There is a free speech element to the latest celebrity sex-scandal. John Terry sought a ‘super-injunction’ against publishing details of his affair, that also prevented the media from reporting the fact of the injunction itself. On the Index on Censorship blog, Padraig Reidy asks whether the lifting of this injunction by Justice Tugendhat could signal the end of the ‘super-injunction’ as an effective tool in the lawyer’s arsenal. The #Trafigura affair showed how such injunctions can be circumvented by beligerent members of society.

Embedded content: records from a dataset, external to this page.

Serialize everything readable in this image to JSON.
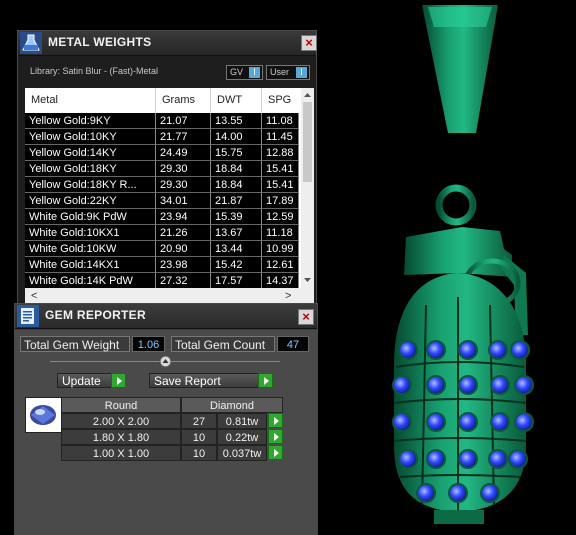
{
  "metal_weights": {
    "title": "METAL WEIGHTS",
    "library": "Library: Satin Blur - (Fast)-Metal",
    "toggle_gv": "GV",
    "toggle_user": "User",
    "knob": "I",
    "columns": [
      "Metal",
      "Grams",
      "DWT",
      "SPG"
    ],
    "rows": [
      [
        "Yellow Gold:9KY",
        "21.07",
        "13.55",
        "11.08"
      ],
      [
        "Yellow Gold:10KY",
        "21.77",
        "14.00",
        "11.45"
      ],
      [
        "Yellow Gold:14KY",
        "24.49",
        "15.75",
        "12.88"
      ],
      [
        "Yellow Gold:18KY",
        "29.30",
        "18.84",
        "15.41"
      ],
      [
        "Yellow Gold:18KY R...",
        "29.30",
        "18.84",
        "15.41"
      ],
      [
        "Yellow Gold:22KY",
        "34.01",
        "21.87",
        "17.89"
      ],
      [
        "White Gold:9K PdW",
        "23.94",
        "15.39",
        "12.59"
      ],
      [
        "White Gold:10KX1",
        "21.26",
        "13.67",
        "11.18"
      ],
      [
        "White Gold:10KW",
        "20.90",
        "13.44",
        "10.99"
      ],
      [
        "White Gold:14KX1",
        "23.98",
        "15.42",
        "12.61"
      ],
      [
        "White Gold:14K PdW",
        "27.32",
        "17.57",
        "14.37"
      ]
    ],
    "scroll_left": "<",
    "scroll_right": ">"
  },
  "gem_reporter": {
    "title": "GEM REPORTER",
    "total_weight_label": "Total Gem Weight",
    "total_weight_value": "1.06",
    "total_count_label": "Total Gem Count",
    "total_count_value": "47",
    "update_label": "Update",
    "save_report_label": "Save Report",
    "table_headers": [
      "Round",
      "Diamond"
    ],
    "gem_rows": [
      {
        "size": "2.00 X 2.00",
        "count": "27",
        "weight": "0.81tw"
      },
      {
        "size": "1.80 X 1.80",
        "count": "10",
        "weight": "0.22tw"
      },
      {
        "size": "1.00 X 1.00",
        "count": "10",
        "weight": "0.037tw"
      }
    ]
  },
  "colors": {
    "metal": "#118a5c",
    "gem": "#2e3cff",
    "accent_blue": "#7ec8ff",
    "button_green": "#2ea82e"
  }
}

As an aside, I think ‘super-injunction’ is a misnomer. Surely an injunction that prevents discussion of itself should be a ‘meta-injunction’ or maybe an ‘auto-injunction’? Responses from linguists would be welcome.
Why the outrage?
The opprobrium directed at John Terry mirrors that experienced by Tiger Woods, who last month was exposed as having a penchant for sex with strippers and lap-dancers. In both cases, the chat has centred around the sponsorship deals the men have secured with various brands, and the inevitable loss of these contracts once their philandering has been exposed. The logic is that these sportsmen are paid because they represent wholesome family values. When it becomes known that they do not, actually, live up to those values, their worth as the face of the brand is diminished.

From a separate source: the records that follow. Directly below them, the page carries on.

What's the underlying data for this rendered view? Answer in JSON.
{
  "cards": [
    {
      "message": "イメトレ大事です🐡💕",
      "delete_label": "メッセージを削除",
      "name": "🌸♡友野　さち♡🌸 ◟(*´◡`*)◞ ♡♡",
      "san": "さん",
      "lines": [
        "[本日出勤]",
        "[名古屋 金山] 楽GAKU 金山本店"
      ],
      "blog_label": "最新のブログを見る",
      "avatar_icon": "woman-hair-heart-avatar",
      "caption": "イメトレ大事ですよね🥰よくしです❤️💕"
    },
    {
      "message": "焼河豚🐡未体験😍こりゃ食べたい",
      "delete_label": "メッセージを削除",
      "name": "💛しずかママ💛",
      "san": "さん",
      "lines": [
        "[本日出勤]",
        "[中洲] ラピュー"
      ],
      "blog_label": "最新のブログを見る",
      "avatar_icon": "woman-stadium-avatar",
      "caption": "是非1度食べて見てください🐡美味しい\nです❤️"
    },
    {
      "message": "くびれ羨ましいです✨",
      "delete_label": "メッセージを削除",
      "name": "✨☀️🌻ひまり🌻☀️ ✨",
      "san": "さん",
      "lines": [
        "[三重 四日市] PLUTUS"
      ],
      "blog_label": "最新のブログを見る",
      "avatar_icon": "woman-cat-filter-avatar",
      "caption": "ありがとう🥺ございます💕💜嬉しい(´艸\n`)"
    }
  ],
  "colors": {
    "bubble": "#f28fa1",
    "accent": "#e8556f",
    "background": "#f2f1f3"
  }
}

How does this compare to the glamourous film stars, predominantly but not exclusively female, who are paid to advertise beauty products? We all know that when they appear in display adverts, they are heavily photoshopped. Their smooth skin, supple necks and firms thighs are actually complete lies. Why no outrage and heamoraging of sponsorship deals, when Heat magazine reveals they have saggy bits?